I saw the pictures in my mind, and I knew my teacher had given me a gift.

She said, “Reading is a frigate that takes you lands away.”

I learned that “frigate” is a boat

And “lands away” means adventures in a world I’ve never seen.


“Read,” she said.

And I read.

I read Beowulf, and Chaucer and Shakespeare and The Gettysburg Address.

I read the songs the soldiers sing,

And signs and movie ads.

I read health books and science books and things to make and do.

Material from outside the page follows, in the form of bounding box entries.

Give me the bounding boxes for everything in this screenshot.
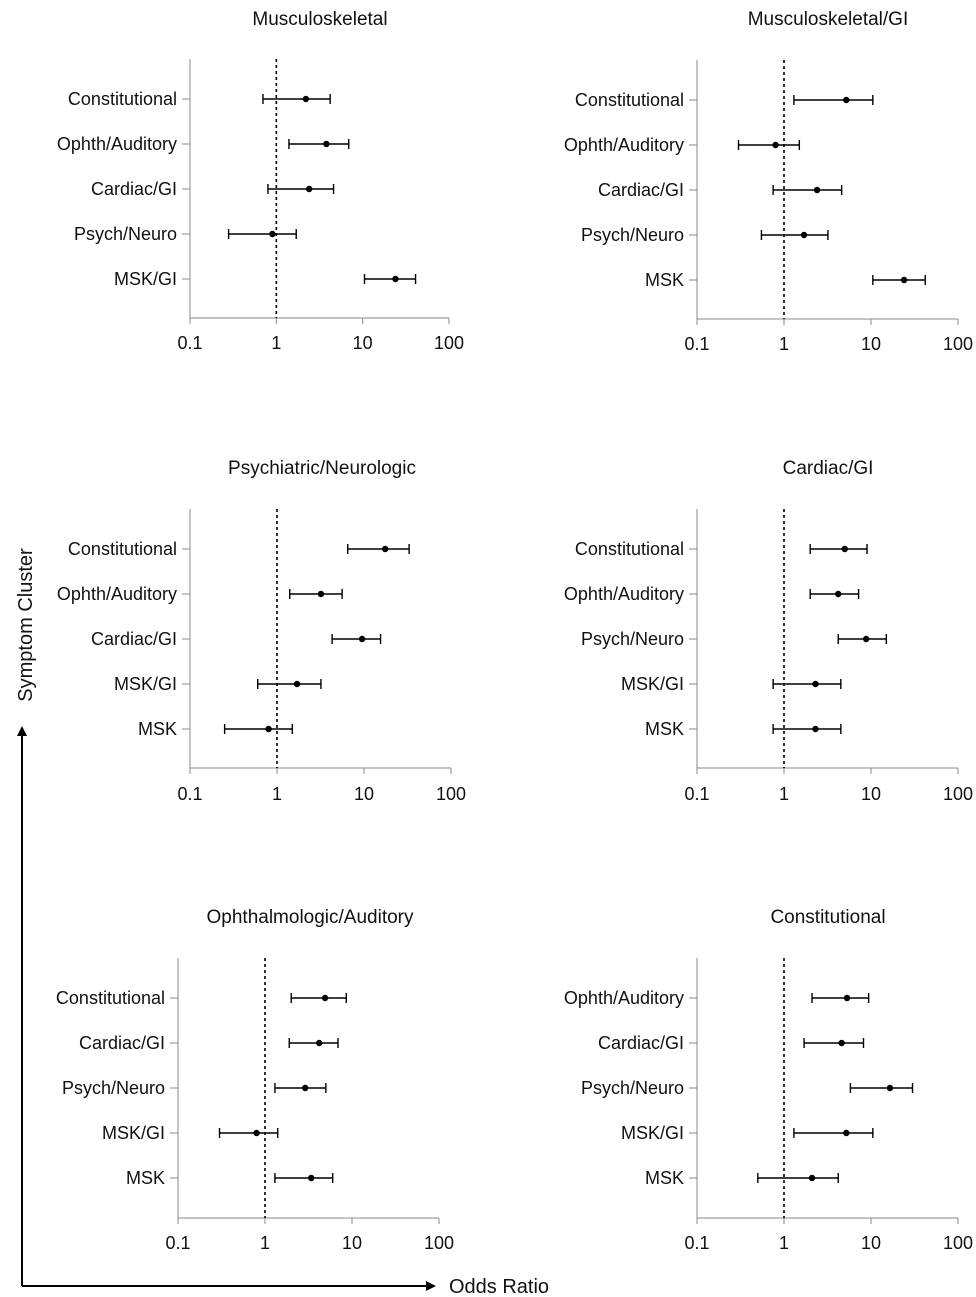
odds-ratio-point bbox=[253, 1129, 260, 1137]
odds-ratio-point bbox=[293, 680, 301, 688]
x-tick-label: 1 bbox=[779, 1233, 789, 1253]
row-label: Constitutional bbox=[68, 89, 177, 109]
row-label: Psych/Neuro bbox=[581, 1078, 684, 1098]
odds-ratio-point bbox=[317, 590, 325, 598]
row-label: Cardiac/GI bbox=[79, 1033, 165, 1053]
x-tick-label: 10 bbox=[353, 333, 373, 353]
row-label: Constitutional bbox=[575, 539, 684, 559]
odds-ratio-point bbox=[838, 1039, 845, 1047]
odds-ratio-point bbox=[772, 141, 779, 149]
x-tick-label: 100 bbox=[943, 1233, 973, 1253]
odds-ratio-point bbox=[308, 1174, 315, 1182]
x-tick-label: 10 bbox=[342, 1233, 362, 1253]
row-label: MSK bbox=[645, 719, 684, 739]
panel-title: Musculoskeletal/GI bbox=[748, 9, 909, 30]
panel-title: Cardiac/GI bbox=[783, 458, 874, 479]
row-label: Ophth/Auditory bbox=[57, 584, 177, 604]
x-tick-label: 1 bbox=[271, 333, 281, 353]
row-label: Ophth/Auditory bbox=[564, 135, 684, 155]
row-label: MSK bbox=[645, 270, 684, 290]
x-tick-label: 10 bbox=[861, 1233, 881, 1253]
row-label: Ophth/Auditory bbox=[57, 134, 177, 154]
forest-panel: Musculoskeletal/GI 0.1 1 10 100 Constitutiona… bbox=[564, 9, 973, 354]
panel-title: Constitutional bbox=[770, 907, 885, 928]
odds-ratio-point bbox=[269, 230, 276, 238]
odds-ratio-point bbox=[835, 590, 842, 598]
row-label: MSK bbox=[138, 719, 177, 739]
x-tick-label: 0.1 bbox=[684, 334, 709, 354]
forest-panel: Musculoskeletal 0.1 1 10 100 Constitutional Op… bbox=[57, 9, 464, 353]
x-tick-label: 100 bbox=[424, 1233, 454, 1253]
row-label: Constitutional bbox=[575, 90, 684, 110]
row-label: MSK/GI bbox=[621, 674, 684, 694]
odds-ratio-point bbox=[900, 276, 908, 284]
x-tick-label: 0.1 bbox=[684, 784, 709, 804]
forest-panel: Ophthalmologic/Auditory 0.1 1 10 100 Constitu… bbox=[56, 907, 454, 1253]
odds-ratio-point bbox=[843, 994, 851, 1002]
x-tick-label: 100 bbox=[943, 784, 973, 804]
odds-ratio-point bbox=[381, 545, 389, 553]
odds-ratio-point bbox=[321, 994, 329, 1002]
row-label: Constitutional bbox=[68, 539, 177, 559]
row-label: Cardiac/GI bbox=[91, 629, 177, 649]
x-tick-label: 10 bbox=[861, 784, 881, 804]
panel-title: Musculoskeletal bbox=[252, 9, 387, 30]
x-tick-label: 10 bbox=[861, 334, 881, 354]
forest-panel: Psychiatric/Neurologic 0.1 1 10 100 Constitut… bbox=[57, 458, 466, 804]
odds-ratio-point bbox=[843, 96, 850, 104]
row-label: Psych/Neuro bbox=[581, 225, 684, 245]
row-label: Cardiac/GI bbox=[598, 1033, 684, 1053]
panel-title: Psychiatric/Neurologic bbox=[228, 458, 416, 479]
row-label: MSK/GI bbox=[114, 269, 177, 289]
x-tick-label: 100 bbox=[943, 334, 973, 354]
odds-ratio-point bbox=[265, 725, 272, 733]
odds-ratio-point bbox=[812, 680, 819, 688]
odds-ratio-point bbox=[841, 545, 849, 553]
odds-ratio-point bbox=[323, 140, 330, 148]
odds-ratio-point bbox=[392, 275, 399, 283]
x-tick-label: 100 bbox=[436, 784, 466, 804]
row-label: Cardiac/GI bbox=[91, 179, 177, 199]
x-tick-label: 0.1 bbox=[684, 1233, 709, 1253]
odds-ratio-point bbox=[302, 95, 310, 103]
row-label: Constitutional bbox=[56, 988, 165, 1008]
row-label: MSK/GI bbox=[114, 674, 177, 694]
x-tick-label: 1 bbox=[779, 334, 789, 354]
row-label: Cardiac/GI bbox=[598, 180, 684, 200]
x-tick-label: 1 bbox=[779, 784, 789, 804]
x-tick-label: 0.1 bbox=[165, 1233, 190, 1253]
x-tick-label: 0.1 bbox=[177, 333, 202, 353]
y-axis-label: Symptom Cluster bbox=[15, 548, 37, 702]
panel-title: Ophthalmologic/Auditory bbox=[207, 907, 414, 928]
row-label: Psych/Neuro bbox=[62, 1078, 165, 1098]
odds-ratio-point bbox=[808, 1174, 816, 1182]
x-tick-label: 1 bbox=[272, 784, 282, 804]
x-tick-label: 1 bbox=[260, 1233, 270, 1253]
row-label: MSK bbox=[645, 1168, 684, 1188]
odds-ratio-point bbox=[812, 725, 819, 733]
odds-ratio-point bbox=[813, 186, 821, 194]
x-tick-label: 0.1 bbox=[177, 784, 202, 804]
row-label: Ophth/Auditory bbox=[564, 584, 684, 604]
x-tick-label: 10 bbox=[354, 784, 374, 804]
odds-ratio-point bbox=[800, 231, 808, 239]
row-label: Psych/Neuro bbox=[581, 629, 684, 649]
odds-ratio-point bbox=[886, 1084, 894, 1092]
odds-ratio-point bbox=[316, 1039, 323, 1047]
x-axis-label: Odds Ratio bbox=[449, 1276, 549, 1297]
odds-ratio-point bbox=[302, 1084, 309, 1092]
odds-ratio-point bbox=[305, 185, 313, 193]
row-label: MSK/GI bbox=[102, 1123, 165, 1143]
row-label: Psych/Neuro bbox=[74, 224, 177, 244]
row-label: MSK bbox=[126, 1168, 165, 1188]
odds-ratio-point bbox=[843, 1129, 850, 1137]
x-tick-label: 100 bbox=[434, 333, 464, 353]
row-label: MSK/GI bbox=[621, 1123, 684, 1143]
odds-ratio-point bbox=[358, 635, 366, 643]
odds-ratio-point bbox=[862, 635, 870, 643]
row-label: Ophth/Auditory bbox=[564, 988, 684, 1008]
forest-panel: Constitutional 0.1 1 10 100 Ophth/Auditory Car… bbox=[564, 907, 973, 1253]
forest-panel: Cardiac/GI 0.1 1 10 100 Constitutional Ophth/A… bbox=[564, 458, 973, 804]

I read contracts and newspapers and poems. I read recipe books and

I read books that made me weep and books that made me laugh.

I read books that comforted me in sorrow and lifted me to heights unknown.

I read letters of love and certificates of wedding vows.

I read the words of the Ancients and felt the hand of God touch my mind with wisdom.

I read and read and read and blessed the teacher who taught me how to read.


She ignited a flame of desire and filled my soul with hunger.

Day by day and year by year, I read.

Searching, seeking and pondering the universe as

I read the books that let me see God moving in his wonders.


Now I give children a big red pencil and say,

“Write.”

I smile when they squint over the words and wrinkle up their noses.

For I know the journey has begun.

I’m not teaching children to read.

I am teaching a child to touch the face of God.